You'd need to provide at least the ability to selectively delete portions of the history. But you can selectively delete portions of your browser history too, and people don't - because it would be too easy to miss something. Instead, they just nuke the whole thing. How is your tool different?
Sure people clear their browser history because their embarrassed by their porn obsession, but I think this tool could be very useful for pornaholics too.
I was under the impression that redis wouldn't be all that useful to store a lot of data. Would be great if something as quick as redis could work with large data sets.
Curious how. O(1) an array index lookup, not a string lookup, I thought.
O(1) implies that the location of the member in the list is already known, with no search required. I don't see how that could be the case when it's a key lookup. The key could be anywhere in the list, even if the list is sorted. They key would have to be searched for, it seems.
Think of it this way (this isn't literally what happens, but it's close).
1) Take the url you're looking for. Run it through a hash function. This takes an (amortized) constant amount of time.
2) Now you have an index to check. (the return value from the hash function). So index into your actual table, and check to see what's stored there. If there's a value stored there, then the url is a member of the set. This also takes a constant amount of time.
Does this help?
But that check isn't a constant time lookup. The lookup time can vary. (Analogously, a lookup in a phone book can vary in time; we can't necessarily go to the exact spot the first time.) So the total time for both steps must vary as well. I think.
That's not what's going on here. Instead, you use the value as in input into a function that tells you where to look for it, then you look, to see if it's there.
If it's not there, it won't be anywhere else, so you don't have to keep looking. Things get interesting with collisions but that's a subject for another time.
The same could be done for a "Porn" profile too I guess, sand-boxing any history, extensions and bookmarks to that profile. You could even associate tie it to a Google account for portability.
The noise introduced by phrasing my query differently is a real problem in search that Google hasn't fixed yet.
Whenever I have tech discussions with friends I would recall something mentioned in a article I read via HN. But it would take me a whole lot of effort to get that link. Oftentimes I simply couldn't get hold of the link even after an hour of searching.
Please do get the Firefox extension out. Would love to use it. Also, please do make sure the extensions/addons are stable. Have been facing problems with Annotary's extensions , for instance.
By the way, do you have a crawler fetch the link content or do you send it from the user's browser?
How do you deal with 2 users looking at the same URL but seeing different things? example.com/me would be different for user1 and user2.
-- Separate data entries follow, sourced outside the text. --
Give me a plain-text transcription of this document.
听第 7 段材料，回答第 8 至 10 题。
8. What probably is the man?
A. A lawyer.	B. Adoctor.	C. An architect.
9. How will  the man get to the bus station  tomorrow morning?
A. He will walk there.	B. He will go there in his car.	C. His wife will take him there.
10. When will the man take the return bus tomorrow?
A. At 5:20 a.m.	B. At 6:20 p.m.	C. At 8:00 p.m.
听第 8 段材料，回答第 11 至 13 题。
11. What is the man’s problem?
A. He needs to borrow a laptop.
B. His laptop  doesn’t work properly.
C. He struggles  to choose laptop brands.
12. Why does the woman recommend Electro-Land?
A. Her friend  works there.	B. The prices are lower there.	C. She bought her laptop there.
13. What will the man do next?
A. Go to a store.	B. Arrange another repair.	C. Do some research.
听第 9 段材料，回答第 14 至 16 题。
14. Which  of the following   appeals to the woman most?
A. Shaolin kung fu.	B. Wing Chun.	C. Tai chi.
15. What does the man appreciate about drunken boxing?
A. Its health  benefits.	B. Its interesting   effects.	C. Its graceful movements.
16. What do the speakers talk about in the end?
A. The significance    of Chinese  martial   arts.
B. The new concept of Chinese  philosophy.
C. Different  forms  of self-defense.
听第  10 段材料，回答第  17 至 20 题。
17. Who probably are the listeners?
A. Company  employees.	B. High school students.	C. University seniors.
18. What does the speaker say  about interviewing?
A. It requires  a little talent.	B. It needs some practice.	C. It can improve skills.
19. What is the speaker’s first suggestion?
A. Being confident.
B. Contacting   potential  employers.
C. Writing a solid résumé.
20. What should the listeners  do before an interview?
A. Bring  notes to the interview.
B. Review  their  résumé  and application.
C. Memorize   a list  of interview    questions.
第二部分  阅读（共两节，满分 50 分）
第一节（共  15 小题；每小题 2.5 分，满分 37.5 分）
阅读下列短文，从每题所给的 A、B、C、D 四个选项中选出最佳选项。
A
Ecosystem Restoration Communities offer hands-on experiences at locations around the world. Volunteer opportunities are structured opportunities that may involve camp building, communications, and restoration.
Some pages would be very dynamic, eg. Facebook. And not everyone browses facebook/twitter behind https (which you do not index). Do you not index social networks?
I like the fact that the extension requires no user input and works silently in the background. Has some trade-offs, but worth it. Cannot comment on the search quality yet because Chrome is only my secondary browser; not enough history to search for anything meaningful.
- How much data do you store per user?
- How do I delete certain results? (preferably after the search comes back)
- Another thing to consider is - After how much time does this just become as painful as finding that page through a search engine?
- What version of the page gets stored? The latest or the one that I saw?
I guess its one step better than Evernoting a page and adding tags myself.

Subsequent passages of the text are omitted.